Christ was able to face His trials patiently because his heart was fully directed to the love of God. But it is also true that His patience in those trials made it possible for Him to be directed into the love of God. The two work hand in hand to form a complete whole. In our trials, we need to be patient, understanding that God has a good end for us, even if the immediate moments are seemingly unbearable. And, in our trials we need to direct our hearts into the love of God so that we may be patient through the trials. Each is a part of the whole, and together they will keep us on the right path towards the good end which lies ahead for the people of God.
And these things are needed based on what he had said in the previous verse. He had just said, “And we have confidence in the Lord concerning you, both that you do and will do the things we command you.” By having our hearts directed into the love of God, and also by having the patience of Christ, we will certainly have the desire and the ability to do the things we are commanded to do. This is Paul’s heartfelt prayer for those in Thessalonica (and thus us!).
Life application: Times of trial are certain to come, but if we are properly directed, and if we are determined to patiently endure them, then those trials will not destroy our faith. Instead, we will be able to maintain it through the trials. If we are lacking these things, we should pray for the Lord to direct us and establish us in them. He will graciously grant such a request, as He has done for the countless faithful who have gone before us.

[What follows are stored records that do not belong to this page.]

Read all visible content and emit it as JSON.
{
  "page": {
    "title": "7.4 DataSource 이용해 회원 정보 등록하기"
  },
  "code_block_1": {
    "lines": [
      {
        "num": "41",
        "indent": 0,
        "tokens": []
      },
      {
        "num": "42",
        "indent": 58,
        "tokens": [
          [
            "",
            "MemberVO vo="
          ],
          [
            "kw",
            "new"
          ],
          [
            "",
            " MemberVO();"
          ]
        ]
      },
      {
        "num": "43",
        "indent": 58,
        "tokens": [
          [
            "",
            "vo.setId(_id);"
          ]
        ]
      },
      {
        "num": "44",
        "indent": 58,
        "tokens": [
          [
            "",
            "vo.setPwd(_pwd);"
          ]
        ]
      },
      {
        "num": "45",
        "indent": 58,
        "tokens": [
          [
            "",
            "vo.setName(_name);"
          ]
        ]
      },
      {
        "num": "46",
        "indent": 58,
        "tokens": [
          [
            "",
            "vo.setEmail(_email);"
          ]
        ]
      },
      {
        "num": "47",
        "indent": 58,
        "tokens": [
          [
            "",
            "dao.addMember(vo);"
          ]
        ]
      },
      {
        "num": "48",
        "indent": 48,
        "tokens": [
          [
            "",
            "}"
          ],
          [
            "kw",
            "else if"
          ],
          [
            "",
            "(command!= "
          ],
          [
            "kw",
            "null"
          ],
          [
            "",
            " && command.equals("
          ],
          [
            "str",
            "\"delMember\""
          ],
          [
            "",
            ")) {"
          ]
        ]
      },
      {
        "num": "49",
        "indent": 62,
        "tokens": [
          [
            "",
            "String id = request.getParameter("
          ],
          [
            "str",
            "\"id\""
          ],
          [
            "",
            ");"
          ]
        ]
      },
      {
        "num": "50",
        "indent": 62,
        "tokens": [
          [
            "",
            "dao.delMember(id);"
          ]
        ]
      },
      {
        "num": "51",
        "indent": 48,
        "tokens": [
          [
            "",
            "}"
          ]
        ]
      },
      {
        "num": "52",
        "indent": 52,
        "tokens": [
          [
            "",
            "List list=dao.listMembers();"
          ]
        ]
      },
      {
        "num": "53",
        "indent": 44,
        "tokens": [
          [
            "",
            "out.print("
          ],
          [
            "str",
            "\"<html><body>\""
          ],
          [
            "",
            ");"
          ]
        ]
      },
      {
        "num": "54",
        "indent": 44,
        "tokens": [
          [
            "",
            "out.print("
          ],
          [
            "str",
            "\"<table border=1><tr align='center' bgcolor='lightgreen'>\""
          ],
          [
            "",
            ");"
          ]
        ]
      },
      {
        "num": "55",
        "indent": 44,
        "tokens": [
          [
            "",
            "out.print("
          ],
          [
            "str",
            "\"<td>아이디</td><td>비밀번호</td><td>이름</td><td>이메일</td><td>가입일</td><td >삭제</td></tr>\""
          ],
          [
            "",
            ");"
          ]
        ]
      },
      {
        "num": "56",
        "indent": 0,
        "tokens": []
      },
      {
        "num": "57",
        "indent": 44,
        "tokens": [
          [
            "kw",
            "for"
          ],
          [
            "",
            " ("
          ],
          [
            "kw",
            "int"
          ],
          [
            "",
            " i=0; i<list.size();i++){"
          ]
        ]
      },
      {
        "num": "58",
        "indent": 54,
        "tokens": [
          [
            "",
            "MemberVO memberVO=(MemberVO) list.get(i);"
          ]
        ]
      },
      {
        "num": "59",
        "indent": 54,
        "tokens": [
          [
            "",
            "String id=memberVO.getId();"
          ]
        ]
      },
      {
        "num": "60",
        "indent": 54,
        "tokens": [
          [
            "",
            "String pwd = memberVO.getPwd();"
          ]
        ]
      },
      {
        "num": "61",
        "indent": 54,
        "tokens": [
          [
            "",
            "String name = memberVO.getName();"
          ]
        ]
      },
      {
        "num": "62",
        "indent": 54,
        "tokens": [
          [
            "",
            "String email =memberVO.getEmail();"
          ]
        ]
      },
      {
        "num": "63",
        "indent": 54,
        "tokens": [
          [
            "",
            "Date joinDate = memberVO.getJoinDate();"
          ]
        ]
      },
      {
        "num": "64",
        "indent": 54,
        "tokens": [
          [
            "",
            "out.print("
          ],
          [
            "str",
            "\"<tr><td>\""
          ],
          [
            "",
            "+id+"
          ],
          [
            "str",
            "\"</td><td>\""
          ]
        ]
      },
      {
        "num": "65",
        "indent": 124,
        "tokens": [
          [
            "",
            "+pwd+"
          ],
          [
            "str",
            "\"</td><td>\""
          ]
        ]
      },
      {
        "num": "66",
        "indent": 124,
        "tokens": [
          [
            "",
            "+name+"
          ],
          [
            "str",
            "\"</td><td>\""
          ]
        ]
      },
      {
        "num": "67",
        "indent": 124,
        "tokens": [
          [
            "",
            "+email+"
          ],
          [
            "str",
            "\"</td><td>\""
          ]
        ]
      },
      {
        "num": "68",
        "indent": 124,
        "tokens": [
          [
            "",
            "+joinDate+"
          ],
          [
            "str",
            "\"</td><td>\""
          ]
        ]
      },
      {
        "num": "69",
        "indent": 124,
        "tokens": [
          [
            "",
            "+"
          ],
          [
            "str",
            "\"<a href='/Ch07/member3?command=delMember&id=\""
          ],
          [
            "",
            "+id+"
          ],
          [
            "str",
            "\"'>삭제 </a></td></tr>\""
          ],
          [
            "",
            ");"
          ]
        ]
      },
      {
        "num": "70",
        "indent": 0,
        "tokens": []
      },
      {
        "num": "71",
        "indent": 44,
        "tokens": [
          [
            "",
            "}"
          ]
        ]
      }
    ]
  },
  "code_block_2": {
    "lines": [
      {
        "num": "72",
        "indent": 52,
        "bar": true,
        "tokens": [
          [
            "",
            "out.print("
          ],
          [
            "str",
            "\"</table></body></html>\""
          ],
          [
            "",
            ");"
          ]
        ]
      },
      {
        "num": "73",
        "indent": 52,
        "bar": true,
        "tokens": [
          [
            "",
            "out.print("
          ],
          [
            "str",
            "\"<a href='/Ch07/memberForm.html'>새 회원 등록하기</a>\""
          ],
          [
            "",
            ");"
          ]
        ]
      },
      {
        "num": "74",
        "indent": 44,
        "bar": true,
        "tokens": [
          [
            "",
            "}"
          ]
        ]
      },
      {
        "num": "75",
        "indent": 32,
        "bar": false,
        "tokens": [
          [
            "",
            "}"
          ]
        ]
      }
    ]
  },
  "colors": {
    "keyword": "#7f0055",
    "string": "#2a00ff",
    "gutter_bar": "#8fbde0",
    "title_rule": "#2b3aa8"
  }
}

It is a tough life, O God. Even on the best of days, we can get misdirected and tossed about in a moment. In this, we can quickly lose our direction. How much more true is this when extended times of trial and trouble cross our path. In such times, help us to remember that You are there. Direct our heart to loving you even more, and give us the patience which Christ Himself demonstrated in His own hour of trial. Surely, as He prevailed, so we can too. Help us in this, O faithful and glorious God. Amen.